Golf became popular in the 20th century because it was a social game. In the 21st century, however, we have become an increasingly antisocial society due to computers, the Internet and all forms of technology that permit us to have less true interaction.

One of my esteemed SI colleagues recently asked me, "Did your parents play bridge?" They did. They were avid players with some neighbors and, when I was young, with friends at a country club they belonged to.

"Do you play bridge?" my colleague asked. No, I never picked it up. "Do you have any friends who play bridge?" No, I don't.

"Well," he said ominously, "maybe golf is our generation's bridge."

It's a scary thought. Baby Boomers provided the biggest wave of avid golfers the game has seen, and they're now crossing the retirement-age finish line. Which means they will have a nice 10- to 15-year run playing golf in retirement, which should keep participation numbers afloat. After they die off, however, the bottom drops out unless drastic changes come along to attract new players.

The only hot spot in the game is TopGolf, a multitiered range where players eat and drink while hitting balls at targets to score points on a computer kiosk. But TopGolf is for people who aren't really hooked on golf.

You hit a shot and score points for proximity to the target, then it's someone else's turn. You don't have to chase errant shots, look for balls, waste time four-putting or taking five futile swings to escape a bunker. There are no consequences for bad shots, just another ball on a tee and a chance to score more points. It's a social game, alcohol is served and you don't have to be any good. In real golf, if you're not any good you're probably holding up the players in the group behind you. They're not happy, and they'll make you uncomfortable. 

I don't think TopGolf brings new golfers to the game; it just brings new customers to TopGolf. It's a different product, better packaged for millennials as a Golf for Beginners night out, and it has a lot of appeal. TopGolf is also delving into virtual golf, which could be the game's future. (Virtual leagues and tournaments are huge in South Korea, for instance.)

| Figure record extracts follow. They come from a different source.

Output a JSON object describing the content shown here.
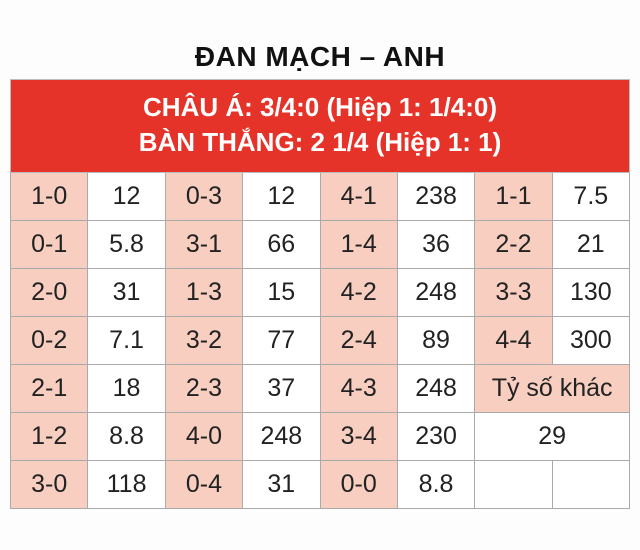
{
  "title": "ĐAN MẠCH – ANH",
  "banner_line1": "CHÂU Á: 3/4:0 (Hiệp 1: 1/4:0)",
  "banner_line2": "BÀN THẮNG: 2 1/4 (Hiệp 1: 1)",
  "colors": {
    "banner_bg": "#e5332a",
    "banner_text": "#ffffff",
    "score_bg": "#f7cec0",
    "border": "#aaaaaa",
    "text": "#222222"
  },
  "rows": [
    {
      "c": [
        {
          "s": "1-0",
          "v": "12"
        },
        {
          "s": "0-3",
          "v": "12"
        },
        {
          "s": "4-1",
          "v": "238"
        },
        {
          "s": "1-1",
          "v": "7.5"
        }
      ]
    },
    {
      "c": [
        {
          "s": "0-1",
          "v": "5.8"
        },
        {
          "s": "3-1",
          "v": "66"
        },
        {
          "s": "1-4",
          "v": "36"
        },
        {
          "s": "2-2",
          "v": "21"
        }
      ]
    },
    {
      "c": [
        {
          "s": "2-0",
          "v": "31"
        },
        {
          "s": "1-3",
          "v": "15"
        },
        {
          "s": "4-2",
          "v": "248"
        },
        {
          "s": "3-3",
          "v": "130"
        }
      ]
    },
    {
      "c": [
        {
          "s": "0-2",
          "v": "7.1"
        },
        {
          "s": "3-2",
          "v": "77"
        },
        {
          "s": "2-4",
          "v": "89"
        },
        {
          "s": "4-4",
          "v": "300"
        }
      ]
    }
  ],
  "row5": {
    "c": [
      {
        "s": "2-1",
        "v": "18"
      },
      {
        "s": "2-3",
        "v": "37"
      },
      {
        "s": "4-3",
        "v": "248"
      }
    ],
    "extra_label": "Tỷ số khác"
  },
  "row6": {
    "c": [
      {
        "s": "1-2",
        "v": "8.8"
      },
      {
        "s": "4-0",
        "v": "248"
      },
      {
        "s": "3-4",
        "v": "230"
      }
    ],
    "extra_value": "29"
  },
  "row7": {
    "c": [
      {
        "s": "3-0",
        "v": "118"
      },
      {
        "s": "0-4",
        "v": "31"
      },
      {
        "s": "0-0",
        "v": "8.8"
      }
    ]
  }
}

Real golf faces challenges. Maybe we can solve them if we start asking the right question: How can we make golf more appealing for those who aren't good at it -- basically all of us?

The answer would provide a game-changing view of course design (easier layouts with fewer forced carries, bunkers and hazards) and conditions (wider fairways, shorter rough, slower greens). 

Let's start with this: We stink at golf. Can you handle the truth?